Stres hangi sorunları tetikliyor?
■ Yüz yüze temas beyinde, dopamin, oksitosin ve serotonin gibi bir dizi nörotransmiter kokteylini açığa çıkarır. Bunlar kendinizi güvende, huzurlu ve mutlu hissetmenizi sağlar; stres hormonu kortizol seviyenizi düşürür; motivasyonu arttırır; ağrınızı dindirir, bir araştırma duygusal dokunuşların hastalarda fiziksel ağrıyı dindirdiğini göstermiştir.
■ Yüksek stresle ilişkili kortizol ve neden olduğu kronik iltihaplanma bir dizi hastalığın oluşmasına neden olur. Stresin ve yalnızlığın bağışıklık üzerindeki etkileri çok güçlüdür. Sarılmayla, yüzyüze konuşmayla artan dopamin, epinefrin ve oksitosin gibi hormonlar kortizolü düşürür, beynimizin potansiyel stres faktörlerine tepki verme şeklini, bağışıklık yanıtını değiştirir ve hatta yeni beyin hücrelerinin büyümesini teşvik eder.
■ Stres hormonu kortizol, beynin hipokampüs olarak tabir edilen kısmındaki nöronları imha edip küçültebilir ve yenilerinin oluşumunu durdurabilir.
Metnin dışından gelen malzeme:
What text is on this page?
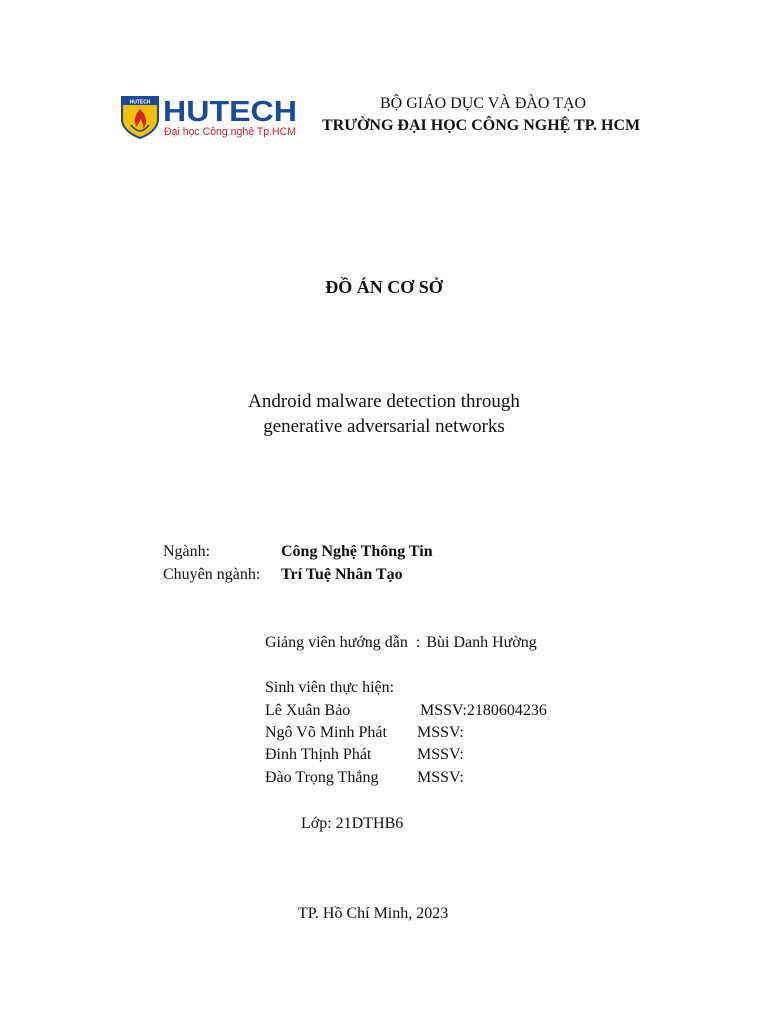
HUTECH HUTECH
Đại học Công nghệ Tp.HCM
BỘ GIÁO DỤC VÀ ĐÀO TẠO
TRƯỜNG ĐẠI HỌC CÔNG NGHỆ TP. HCM
ĐỒ ÁN CƠ SỞ
Android malware detection through
generative adversarial networks
Ngành:	Công Nghệ Thông Tin
Chuyên ngành: Trí Tuệ Nhân Tạo
Giảng viên hướng dẫn : Bùi Danh Hường
Sinh viên thực hiện:
Lê Xuân Bảo	MSSV:2180604236
Ngô Võ Minh Phát MSSV:
Đinh Thịnh Phát	MSSV:
Đào Trọng Thắng MSSV:
Lớp: 21DTHB6
TP. Hồ Chí Minh, 2023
Hipokampüs öğrenme, hafıza, duygusal regülasyon ve stresli bir olay sonrası stres tepkisinin durdurulması süreçleri için kritik öneme sahiptir. Aynı zamanda kronik stres de mediyal prefrontal korteksi küçültebilmektedir. Bu durum karar almayı, hafızanın çalışmasını ve dürtüsel davranışın kontrol altına alınmasını olumsuz etkiler. Bu değişimler de bunama riskini artırır.
Sosyal olmak beyin yapısını nasıl etkiliyor?
Demans, günlük hayatın faaliyetlerini engelleyen bilişsel bozulma olarak tanımlanıyor. Bu bilişsel bozulma günlük yaşam aktivitelerinde zorlanmaya yol açarken, dil, algı, beceri, pratik, dikkat, muhakeme fonksiyonlarını da zayıflatıyor. İnsanın tek başına olması, paylaşmaması, konuşmaması, sosyal faaliyetlerde bulunmaması ve içe dönük yaşaması, sinir hücreleri arasındaki iletişimi bozuyor. Tersine arkadaş-partner edinme, sosyal hayatın içinde olma ve paylaşma hastalık riskini azaltıyor. Konuşma, sohbet etme ve içe dönük yaşamdan kurtulma beyinde nöronlar arasındaki bağlantıyı artırıyor.